Platform Update

GitHub Lets Admins Archive Pull Requests Without Deleting Them

GitHub now lets repository admins archive pull requests, hiding them from public view without permanent deletion. Here is what changes and why it matters.

LUMIEN4 min read
GitHub Lets Admins Archive Pull Requests Without Deleting Them

GitHub has given repository admins a new tool: the ability to archive pull requests. Archived PRs are closed, locked, and invisible to non-admin visitors (who get a 404). Admins can still find them using the is:archived filter. The feature supports bulk or individual archiving and is aimed at handling spam, meeting legal retention requirements, and keeping historical context without exposing problematic PRs to the public.

What happened

Detail Value
Feature Archive pull requests
Who can use it Repository admins only
Visibility to non-admins 404 response (hidden)
State after archiving Closed and locked
Search filter is:archived
Scope Individual or bulk

GitHub shipped a new moderation control for repository admins on July 16, 2026. Admins can now archive pull requests, a permanent deletion alternative that keeps the PR data intact but removes it from public view. Anyone without admin access who tries to visit an archived PR URL gets a 404, as if the PR never existed.

The archived state is distinct from simply closing a PR. The PR is both closed and locked, so no further comments or changes are possible. If an admin later unarchives it, the PR becomes publicly visible again but stays closed and locked.

Why does this matter for repository maintainers?

Before this feature, maintainers faced a binary choice: leave a spammy or abusive PR visible, or lose it permanently by deleting it. Archiving fills the gap between those two options.

GitHub outlines three main use cases:

  • Spam and abuse moderation: Remove harmful or low-quality PRs from public view without giving them any further attention.
  • Legal and policy requirements: Some organisations need to retain records even when content cannot remain visible. Archiving preserves the data for admins while hiding it from the public.
  • Historical context for admins: Teams can keep a full internal record of all PR activity, including the messy parts, without cluttering the contributor-facing view.

The is:archived filter also means admins can build triage workflows around archived content, searching and reviewing it without restoring public access.

Why it matters

Open-source project maintainers and teams running large internal repositories both deal with unwanted PR noise. A dedicated archive state is a more defensible moderation action than deleting, particularly when legal or compliance teams need an audit trail. It also signals a broader trend: GitHub is adding granular admin controls that close the gap between what large organisations need and what a general-purpose git host traditionally provides.

For teams already investing in web development workflows, tighter repository hygiene tools like this reduce the overhead of managing contributor activity at scale.

Our take

This is a small but genuinely useful addition. The gap between “visible and open” and “permanently deleted” has always been awkward on GitHub, and archiving is the obvious fix. The 404 response for non-admins is the right call: it avoids signposting that content was removed while still protecting the repository’s public face.

The is:archived filter is the detail worth noting.

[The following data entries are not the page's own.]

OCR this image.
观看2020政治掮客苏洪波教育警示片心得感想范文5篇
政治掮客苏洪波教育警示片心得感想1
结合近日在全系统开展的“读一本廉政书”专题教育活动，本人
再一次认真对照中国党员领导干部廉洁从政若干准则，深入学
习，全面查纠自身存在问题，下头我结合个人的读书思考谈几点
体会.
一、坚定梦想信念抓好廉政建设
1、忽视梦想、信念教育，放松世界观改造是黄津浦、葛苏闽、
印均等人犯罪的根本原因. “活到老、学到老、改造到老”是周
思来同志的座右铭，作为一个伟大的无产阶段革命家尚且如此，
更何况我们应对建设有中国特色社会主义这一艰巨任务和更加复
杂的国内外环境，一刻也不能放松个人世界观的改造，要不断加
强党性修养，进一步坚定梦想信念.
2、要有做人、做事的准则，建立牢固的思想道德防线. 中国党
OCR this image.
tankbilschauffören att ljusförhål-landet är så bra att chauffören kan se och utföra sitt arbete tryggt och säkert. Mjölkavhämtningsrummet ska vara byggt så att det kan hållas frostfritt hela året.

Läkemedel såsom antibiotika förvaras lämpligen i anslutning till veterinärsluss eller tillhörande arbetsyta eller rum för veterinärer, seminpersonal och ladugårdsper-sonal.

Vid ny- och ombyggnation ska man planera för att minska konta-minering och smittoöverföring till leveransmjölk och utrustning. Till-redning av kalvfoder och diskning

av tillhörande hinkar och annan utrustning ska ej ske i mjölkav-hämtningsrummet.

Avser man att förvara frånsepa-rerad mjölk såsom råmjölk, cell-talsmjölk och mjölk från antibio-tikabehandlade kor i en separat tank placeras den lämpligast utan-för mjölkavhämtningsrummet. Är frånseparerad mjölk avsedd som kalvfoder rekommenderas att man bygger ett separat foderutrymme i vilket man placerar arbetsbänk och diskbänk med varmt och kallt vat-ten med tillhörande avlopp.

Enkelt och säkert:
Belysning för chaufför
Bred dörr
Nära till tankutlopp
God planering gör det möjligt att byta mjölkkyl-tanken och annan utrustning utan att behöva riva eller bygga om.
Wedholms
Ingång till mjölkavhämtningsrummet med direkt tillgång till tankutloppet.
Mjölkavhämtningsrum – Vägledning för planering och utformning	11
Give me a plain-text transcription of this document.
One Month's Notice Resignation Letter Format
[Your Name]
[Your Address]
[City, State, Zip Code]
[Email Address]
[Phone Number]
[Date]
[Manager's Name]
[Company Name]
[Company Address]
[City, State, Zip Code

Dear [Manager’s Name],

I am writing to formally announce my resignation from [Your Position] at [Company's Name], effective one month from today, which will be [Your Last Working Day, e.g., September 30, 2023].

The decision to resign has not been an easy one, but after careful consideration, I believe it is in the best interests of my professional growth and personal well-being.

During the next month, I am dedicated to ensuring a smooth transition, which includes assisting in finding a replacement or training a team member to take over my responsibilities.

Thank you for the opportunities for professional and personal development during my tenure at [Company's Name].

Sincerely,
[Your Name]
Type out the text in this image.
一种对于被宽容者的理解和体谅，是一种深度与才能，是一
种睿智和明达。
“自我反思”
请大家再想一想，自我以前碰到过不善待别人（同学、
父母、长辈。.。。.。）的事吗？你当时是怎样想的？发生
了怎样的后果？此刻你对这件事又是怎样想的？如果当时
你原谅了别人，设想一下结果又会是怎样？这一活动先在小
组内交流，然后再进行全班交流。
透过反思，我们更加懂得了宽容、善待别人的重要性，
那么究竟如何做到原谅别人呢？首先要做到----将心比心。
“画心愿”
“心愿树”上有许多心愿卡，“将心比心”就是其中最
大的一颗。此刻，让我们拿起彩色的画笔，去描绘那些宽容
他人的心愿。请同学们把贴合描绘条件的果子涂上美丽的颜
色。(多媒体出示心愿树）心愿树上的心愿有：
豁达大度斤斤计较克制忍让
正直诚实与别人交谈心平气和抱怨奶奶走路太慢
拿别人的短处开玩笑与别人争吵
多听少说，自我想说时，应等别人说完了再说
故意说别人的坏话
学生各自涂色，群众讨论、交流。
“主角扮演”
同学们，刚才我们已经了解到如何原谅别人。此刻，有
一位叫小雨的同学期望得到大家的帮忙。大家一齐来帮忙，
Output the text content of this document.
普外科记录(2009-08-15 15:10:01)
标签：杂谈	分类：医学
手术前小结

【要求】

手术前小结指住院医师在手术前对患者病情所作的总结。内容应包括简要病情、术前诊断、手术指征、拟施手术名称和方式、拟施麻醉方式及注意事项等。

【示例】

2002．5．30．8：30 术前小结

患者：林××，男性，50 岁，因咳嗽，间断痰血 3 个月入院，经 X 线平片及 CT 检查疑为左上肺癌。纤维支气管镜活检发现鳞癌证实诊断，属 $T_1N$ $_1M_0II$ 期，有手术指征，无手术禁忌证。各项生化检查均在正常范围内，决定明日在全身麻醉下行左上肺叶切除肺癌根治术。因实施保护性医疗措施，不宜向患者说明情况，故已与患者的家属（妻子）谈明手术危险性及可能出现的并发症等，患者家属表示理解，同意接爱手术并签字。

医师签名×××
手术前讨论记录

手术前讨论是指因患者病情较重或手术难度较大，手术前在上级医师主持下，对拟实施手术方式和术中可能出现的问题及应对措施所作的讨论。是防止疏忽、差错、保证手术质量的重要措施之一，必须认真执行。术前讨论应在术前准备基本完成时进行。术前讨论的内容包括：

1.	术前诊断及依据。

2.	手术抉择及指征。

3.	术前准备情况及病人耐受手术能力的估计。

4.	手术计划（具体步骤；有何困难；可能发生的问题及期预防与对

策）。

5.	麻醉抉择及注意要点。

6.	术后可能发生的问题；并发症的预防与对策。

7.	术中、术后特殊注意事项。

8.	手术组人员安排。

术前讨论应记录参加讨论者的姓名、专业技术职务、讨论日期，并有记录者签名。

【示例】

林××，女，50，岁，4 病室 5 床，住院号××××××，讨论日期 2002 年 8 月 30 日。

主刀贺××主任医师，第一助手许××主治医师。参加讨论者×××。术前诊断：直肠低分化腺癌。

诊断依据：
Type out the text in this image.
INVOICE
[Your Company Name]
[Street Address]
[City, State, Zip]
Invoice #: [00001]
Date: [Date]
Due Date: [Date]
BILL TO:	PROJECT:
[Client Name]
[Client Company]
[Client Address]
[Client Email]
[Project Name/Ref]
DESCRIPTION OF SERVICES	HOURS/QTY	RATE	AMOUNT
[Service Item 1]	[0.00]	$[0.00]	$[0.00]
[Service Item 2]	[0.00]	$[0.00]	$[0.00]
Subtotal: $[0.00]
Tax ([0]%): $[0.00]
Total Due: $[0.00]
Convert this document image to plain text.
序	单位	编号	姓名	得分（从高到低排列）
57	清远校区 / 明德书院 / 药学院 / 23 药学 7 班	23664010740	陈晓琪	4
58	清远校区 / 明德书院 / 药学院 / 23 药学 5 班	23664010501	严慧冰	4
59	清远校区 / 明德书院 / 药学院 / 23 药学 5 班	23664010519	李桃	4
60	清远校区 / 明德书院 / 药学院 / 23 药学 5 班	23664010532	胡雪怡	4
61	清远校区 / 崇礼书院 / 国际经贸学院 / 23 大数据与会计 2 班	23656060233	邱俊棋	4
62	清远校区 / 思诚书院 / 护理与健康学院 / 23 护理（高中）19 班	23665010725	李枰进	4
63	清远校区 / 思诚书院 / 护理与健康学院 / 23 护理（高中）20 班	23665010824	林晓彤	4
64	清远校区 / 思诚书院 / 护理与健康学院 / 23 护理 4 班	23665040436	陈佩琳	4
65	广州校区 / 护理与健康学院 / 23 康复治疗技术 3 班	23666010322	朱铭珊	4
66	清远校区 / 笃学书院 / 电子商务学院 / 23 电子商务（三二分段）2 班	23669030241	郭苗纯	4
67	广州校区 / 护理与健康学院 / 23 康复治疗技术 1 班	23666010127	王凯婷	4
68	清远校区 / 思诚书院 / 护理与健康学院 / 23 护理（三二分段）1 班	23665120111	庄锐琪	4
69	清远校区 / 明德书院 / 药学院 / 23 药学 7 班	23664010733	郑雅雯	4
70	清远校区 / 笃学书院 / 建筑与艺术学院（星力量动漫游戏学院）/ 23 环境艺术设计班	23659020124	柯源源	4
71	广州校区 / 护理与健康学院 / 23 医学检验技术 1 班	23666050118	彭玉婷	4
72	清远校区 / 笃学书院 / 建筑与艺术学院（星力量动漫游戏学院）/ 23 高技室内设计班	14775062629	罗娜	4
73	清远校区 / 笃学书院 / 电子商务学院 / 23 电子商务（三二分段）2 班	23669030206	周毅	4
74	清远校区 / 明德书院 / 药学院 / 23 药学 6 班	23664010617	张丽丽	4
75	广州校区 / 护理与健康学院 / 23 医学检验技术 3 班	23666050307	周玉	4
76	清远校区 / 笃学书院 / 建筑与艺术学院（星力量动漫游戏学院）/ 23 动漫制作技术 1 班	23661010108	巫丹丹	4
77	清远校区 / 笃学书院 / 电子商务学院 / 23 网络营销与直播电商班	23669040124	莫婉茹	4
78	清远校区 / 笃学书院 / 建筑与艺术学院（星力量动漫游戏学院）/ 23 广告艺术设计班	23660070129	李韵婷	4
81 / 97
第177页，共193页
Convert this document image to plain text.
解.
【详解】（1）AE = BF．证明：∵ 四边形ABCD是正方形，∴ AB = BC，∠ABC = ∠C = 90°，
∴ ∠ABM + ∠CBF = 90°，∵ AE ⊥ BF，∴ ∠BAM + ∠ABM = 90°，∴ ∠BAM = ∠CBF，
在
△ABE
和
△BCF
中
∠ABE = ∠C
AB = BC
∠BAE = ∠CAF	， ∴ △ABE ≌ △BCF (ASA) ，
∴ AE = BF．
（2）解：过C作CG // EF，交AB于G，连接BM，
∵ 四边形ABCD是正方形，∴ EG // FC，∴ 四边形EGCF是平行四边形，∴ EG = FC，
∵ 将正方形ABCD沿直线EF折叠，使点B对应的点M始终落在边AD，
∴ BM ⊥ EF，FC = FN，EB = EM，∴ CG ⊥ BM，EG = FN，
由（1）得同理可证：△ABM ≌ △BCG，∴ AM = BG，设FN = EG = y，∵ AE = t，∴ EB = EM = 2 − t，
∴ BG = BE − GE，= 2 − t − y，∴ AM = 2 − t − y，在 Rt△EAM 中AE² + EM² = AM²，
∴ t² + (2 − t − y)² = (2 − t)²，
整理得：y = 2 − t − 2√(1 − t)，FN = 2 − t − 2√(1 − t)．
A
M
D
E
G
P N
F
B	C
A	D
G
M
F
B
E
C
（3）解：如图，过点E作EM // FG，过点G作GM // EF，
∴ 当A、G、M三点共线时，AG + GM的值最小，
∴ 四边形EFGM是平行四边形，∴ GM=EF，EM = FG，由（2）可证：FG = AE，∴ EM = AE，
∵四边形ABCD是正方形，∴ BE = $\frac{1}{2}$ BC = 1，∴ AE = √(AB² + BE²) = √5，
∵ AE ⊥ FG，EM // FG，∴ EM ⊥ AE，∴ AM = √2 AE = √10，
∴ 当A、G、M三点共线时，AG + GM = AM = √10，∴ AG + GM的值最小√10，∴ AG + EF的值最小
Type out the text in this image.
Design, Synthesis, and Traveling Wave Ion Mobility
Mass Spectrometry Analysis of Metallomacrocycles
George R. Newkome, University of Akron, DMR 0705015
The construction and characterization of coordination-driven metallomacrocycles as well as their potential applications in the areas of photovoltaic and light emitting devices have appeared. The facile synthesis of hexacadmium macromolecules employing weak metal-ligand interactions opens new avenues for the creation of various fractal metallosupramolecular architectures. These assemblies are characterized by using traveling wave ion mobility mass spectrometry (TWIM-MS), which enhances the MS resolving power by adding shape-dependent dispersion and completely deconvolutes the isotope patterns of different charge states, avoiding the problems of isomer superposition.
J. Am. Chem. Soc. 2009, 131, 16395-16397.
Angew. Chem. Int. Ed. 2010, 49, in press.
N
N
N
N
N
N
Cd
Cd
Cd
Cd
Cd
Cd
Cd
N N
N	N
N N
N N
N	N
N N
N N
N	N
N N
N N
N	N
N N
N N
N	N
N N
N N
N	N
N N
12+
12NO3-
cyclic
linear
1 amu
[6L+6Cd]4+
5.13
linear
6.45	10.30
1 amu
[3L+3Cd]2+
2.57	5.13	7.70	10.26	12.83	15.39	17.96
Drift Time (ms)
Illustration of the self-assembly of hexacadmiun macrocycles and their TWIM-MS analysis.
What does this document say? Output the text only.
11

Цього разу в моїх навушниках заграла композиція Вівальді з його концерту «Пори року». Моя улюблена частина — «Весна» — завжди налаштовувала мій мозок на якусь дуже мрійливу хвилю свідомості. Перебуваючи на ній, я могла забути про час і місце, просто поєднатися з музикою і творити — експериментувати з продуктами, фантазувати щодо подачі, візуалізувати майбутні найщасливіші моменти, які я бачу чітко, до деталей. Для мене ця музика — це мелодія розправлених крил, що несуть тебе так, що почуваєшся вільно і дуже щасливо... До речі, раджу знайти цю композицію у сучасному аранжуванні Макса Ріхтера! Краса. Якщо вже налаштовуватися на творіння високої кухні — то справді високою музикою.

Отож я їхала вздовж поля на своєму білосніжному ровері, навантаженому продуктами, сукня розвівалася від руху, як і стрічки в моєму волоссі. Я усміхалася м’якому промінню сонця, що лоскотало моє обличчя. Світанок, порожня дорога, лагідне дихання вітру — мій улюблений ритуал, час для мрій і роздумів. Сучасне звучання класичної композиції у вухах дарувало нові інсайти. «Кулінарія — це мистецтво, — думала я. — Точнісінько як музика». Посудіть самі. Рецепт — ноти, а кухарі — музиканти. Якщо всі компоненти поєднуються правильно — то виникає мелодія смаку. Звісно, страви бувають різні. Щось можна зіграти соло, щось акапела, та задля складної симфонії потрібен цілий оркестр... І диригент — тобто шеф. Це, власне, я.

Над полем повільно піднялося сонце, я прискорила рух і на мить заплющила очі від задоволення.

It means this is not just a hiding feature; it is a searchable, manageable state. Teams can audit what was archived and why, which matters if you are ever asked to justify a moderation decision. If you manage public repos or client repositories, test the bulk archive flow with a few old spam PRs and see whether it fits into your current triage process. Given GitHub’s recent pattern of expanding admin tooling (as seen with secret scanning additions in July 2026), more moderation controls are likely coming.

What to do about it

  1. Check your existing spam or abusive PRs and use bulk archive to clean them from public view in one action.
  2. Test the is:archived filter in your PR search to confirm archived items are retrievable before relying on it for compliance purposes.
  3. Update your repository contribution guidelines to note that off-topic or abusive PRs may be archived rather than simply closed.
  4. If your team has legal or compliance requirements, document the archive state as part of your data retention policy.

If archiving does not cover your needs, GitHub’s Community discussion is the place to leave feedback directly with the team.

Source: GitHub Changelog

Frequently asked questions

Can GitHub repository admins archive pull requests?

Yes. As of July 16, 2026, repository admins can archive pull requests individually or in bulk. Archived PRs are closed, locked, and hidden from non-admin visitors, who see a 404 response.

What is the difference between archiving and deleting a pull request on GitHub?

Archiving hides the PR from public view without permanently removing it. Admins can still search archived PRs using the is:archived filter and can unarchive them to restore visibility. Deletion is permanent.

How do you search for archived pull requests on GitHub?

Use the is:archived filter in GitHub's pull request search. Only repository admins can see archived PRs; non-admins receive a 404 when visiting the URL directly.

What happens when you unarchive a pull request on GitHub?

The PR becomes publicly visible again but remains closed and locked. It cannot be reopened or commented on after unarchiving.